Die Archivleiterin Bettina Schmidt-Czaia, die das einstürzende Gebäude noch in letzter Minute verlassen hatte, steht unter Schock. Sie geht davon aus, dass der größte Teil des Bestandes vernichtet worden ist. Stefan Palm von der städtischen Pressestelle sagt dem Abendblatt: "Wir haben schon eine wasserdichte Plane über den Schuttberg gelegt. Langfristig soll eine Dachkonstruktion über dem Gelände errichtet werden. Das ist schon deshalb notwendig, weil nach Aussage der Archivleiterin die Bergung der möglicherweise noch erhaltenen Dokumente Jahre in Anspruch nehmen wird." Aus restauratorischer Sicht ist keineswegs alles verloren. Wie Manfred Anders, der Geschäftsführer des renommierten Leipziger Zentrums für Bucherhaltung, dem Abendblatt sagt, bestehen gute Chance, einen großen Teil der Bestände zu retten. "Die größte Gefahr ist die Feuchtigkeit. Papier ist in dieser Hinsicht sehr und Pergament superempfindlich. Daher ist es enorm wichtig, den Schuttberg vor Regenwasser zu schützen", sagt Anders. Aber: "Zurzeit hat natürlich die Suche nach möglicherweise noch verschütteten Personen absoluten Vorrang", betont Stadtsprecher Palm.

Am frühen Nachmittag steht fest, dass sich die Suche nach den möglichen Opfern um einen weiteren Tag verschiebt. Es müssen zwei Kräne für weitere Abrissarbeiten aufgebaut werden. Doch das Gewicht der Kräne, die in der Nacht zu Donnerstag eintreffen sollen, ist ein Problem. "Ein Fahrzeug wiegt etwa 100 Tonnen. Wir müssen die Zufahrt auf der Rückseite des Archivs so befestigen, dass die Kräne dort fahren können", sagt ein Feuerwehrsprecher. Deshalb könne frühestens heute etwa mit der Beseitigung herunterhängender Dachbalken begonnen werden.

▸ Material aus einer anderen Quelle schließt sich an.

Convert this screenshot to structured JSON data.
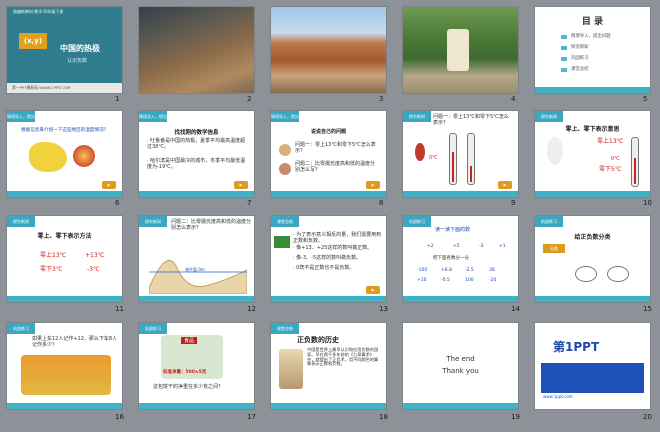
{
  "slides": [
    {
      "number": "1",
      "kicker": "统编新教材·数学·四年级下册",
      "badge": "(x,y)",
      "title": "中国的热极",
      "subtitle": "认识负数",
      "footer": "第一PPT模板网-WWW.1PPT.COM"
    },
    {
      "number": "2"
    },
    {
      "number": "3"
    },
    {
      "number": "4"
    },
    {
      "number": "5",
      "title": "目 录",
      "items": [
        "情境导入，提出问题",
        "探究新知",
        "巩固练习",
        "课堂总结"
      ]
    },
    {
      "number": "6",
      "tag": "情境导入，提出问题",
      "caption": "根据信息来介绍一下这些地区的温度情况？"
    },
    {
      "number": "7",
      "tag": "情境导入，提出问题",
      "title": "找找刚的数学信息",
      "lines": [
        "· 吐鲁番是中国的热极，夏季平均最高温度超过38℃。",
        "· 哈尔滨是中国最冷的城市，冬季平均最低温度为-19℃。"
      ]
    },
    {
      "number": "8",
      "tag": "情境导入，提出问题",
      "title": "说说自己的问题",
      "lines": [
        "问题一：零上13℃和零下5℃怎么表示？",
        "问题二：比零摄氏度高和低的温度分别怎么写？"
      ]
    },
    {
      "number": "9",
      "tag": "探究新知",
      "question": "问题一：零上13℃和零下5℃怎么表示？",
      "label": "0℃"
    },
    {
      "number": "10",
      "tag": "探究新知",
      "title": "零上、零下表示意思",
      "label1": "零上13℃",
      "label2": "0℃",
      "label3": "零下5℃"
    },
    {
      "number": "11",
      "tag": "探究新知",
      "title": "零上、零下表示方法",
      "line1a": "零上13℃",
      "line1b": "+13℃",
      "line2a": "零下3℃",
      "line2b": "-3℃"
    },
    {
      "number": "12",
      "tag": "探究新知",
      "question": "问题二：比零摄氏度高和低的温度分别怎么表示？",
      "annot": "海平面 0m"
    },
    {
      "number": "13",
      "tag": "课堂总结",
      "lines": [
        "· 为了表示意义相反的量，我们需要用到正数和负数。",
        "· 像+13、+25这样的数叫做正数。",
        "· 像-3、-5这样的数叫做负数。",
        "· 0既不是正数也不是负数。"
      ]
    },
    {
      "number": "14",
      "tag": "巩固练习",
      "title": "读一读下面的数",
      "values": [
        "+2",
        "+5",
        "-3",
        "+1",
        "-100",
        "+6.8",
        "-2.5",
        "38",
        "+10",
        "-0.5",
        "100",
        "-20"
      ],
      "sub": "把下面各数分一分"
    },
    {
      "number": "15",
      "tag": "巩固练习",
      "title": "给正负数分类",
      "box": "分类"
    },
    {
      "number": "16",
      "tag": "巩固练习",
      "caption": "如果上车12人记作+12，那么下车8人记作多少？"
    },
    {
      "number": "17",
      "tag": "巩固练习",
      "packlabel": "食品",
      "price": "标准净重：500±5克",
      "note": "这包饼干的净重在多少克之间？"
    },
    {
      "number": "18",
      "tag": "课堂总结",
      "title": "正负数的历史",
      "body": "中国是世界上最早认识和应用负数的国家。早在两千多年前的《九章算术》中，就提出了正负术，用不同颜色的算筹表示正数和负数。"
    },
    {
      "number": "19",
      "line1": "The end",
      "line2": "Thank you"
    },
    {
      "number": "20",
      "brand": "第1PPT",
      "url": "www.1ppt.com"
    }
  ],
  "colors": {
    "accent": "#3fb2c8",
    "gold": "#dc9c20",
    "canvas": "#8d9298"
  }
}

Immer klarer wird, dass die Rettungskräfte die Lage eher unterschätzt haben. "Die Einsturzgefahr stellt sich größer dar, als wir bisher geahnt haben", sagt Feuerwehrsprecher Daniel Leupold. Das Gelände sei extrem fragil. Das zeigen die deutlichen Risse in sogenannten Gipsplomben, die die Einsatzkräfte in umliegenden Gebäuden angebracht und über mehrere Stunden beobachtet haben. Die Risse beweisen, dass die Häuser noch immer in Bewegung sind. Immerhin gelingt es den Einsatzkräften, die Grube mit mehr als 1300 Kubikmeter Flüssigbeton zu befüllen. "Da kann jetzt definitiv keine Erde mehr nachrutschen", so Leupold.

Luka Frank und seine Freundin Manuela Reindl bleiben skeptisch. Sie haben sich gedanklich bereits aus der Südstadt verabschiedet. Als die Häuser einbrachen, wurde das Paar obdachlos. "Kein Mensch kann sich hier mehr sicher sein. Es soll endlich jemand die Notbremse ziehen und den U-Bahn-Bau stoppen", fordert Frank. Vorübergehend sind beide in einem städtischen Wohnheim untergekommen. Im Kölner Norden, weit weg von dem neuen U-Bahn-Tunnel.